The move follows high prevalence of these harmful toxins in some traded agricultural commodities.

“RICA informs all warehouse operators, wholesalers, producers, processors, and importers of legumes, cereals, cassava, livestock products, animal feed, that it is prohibited to receive, store, process or import the mentioned commodities for sale/trade if the owner does not have aflatoxin testing facilities,” said Beatrice Uwumukiza, the Acting Director-General of RICA.

So far, only major firms in the country such as Africa Improved Foods (AIF) and MINIMEX which process maize, test aflatoxin levels in commodities.

According to reports by New Times Rwanda, most traders of foods prone to aflatoxin contamination, do not have access to the testing and detecting technologies, creating gap in food safety regulation, which can lead to consumption of contaminated foods.

“RICA informs all warehouse operators, wholesalers, producers, processors, and importers of legumes, cereals, cassava, livestock products, animal feed, that it is prohibited to receive, store, process or import the mentioned commodities for sale/trade if the owner does not have aflatoxin testing facilities.”

Beatrice Uwumukiza – Acting Director-General of RICA

The prevalence of aflatoxins is increasingly becoming a major concern not only in Rwanda but also within the East African Community.

For instance, in February 2021, Kenya suspended maize imports from Uganda and Tanzania over what it described as high levels of aflatoxins that are beyond safety limits, saying that they were not fit for human consumption.

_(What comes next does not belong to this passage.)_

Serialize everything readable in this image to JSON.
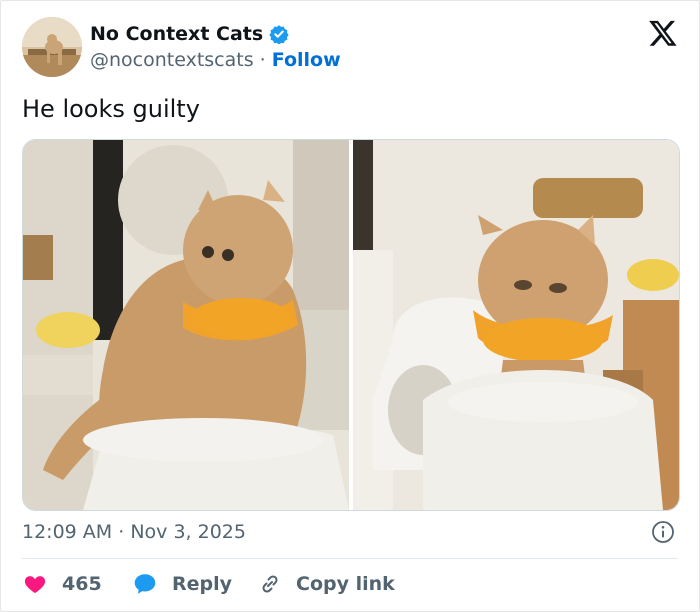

According to Partnership for Aflatoxin Control in Africa (PACA), Africa loses an estimated US$670 million in rejected export trade annually due to contamination by the poisonous chemical.

In a bid to curb the menace, industry players such as the International Institute of Tropical Agriculture (IITA) and the Eastern Africa Grain Council (EAGC) have signed an agreement to work together to tackle aflatoxin contamination of grains in the region.

The MoU leverages each organization’s comparative advantage to promote mutually beneficial cooperation in the areas of advocacy, research, capacity development, and awareness creation.

In addition, the partnership will promote best practices and use of proven technologies to ensure the grains produced are safe for human and livestock consumption and meet export standards.

One of the technologies to be utilized under the initiative is promoting the use of Aflasafe, an innovative, safe and natural product that drastically reduces aflatoxin contamination in maize and groundnuts as part of an integrated aflatoxin management strategy.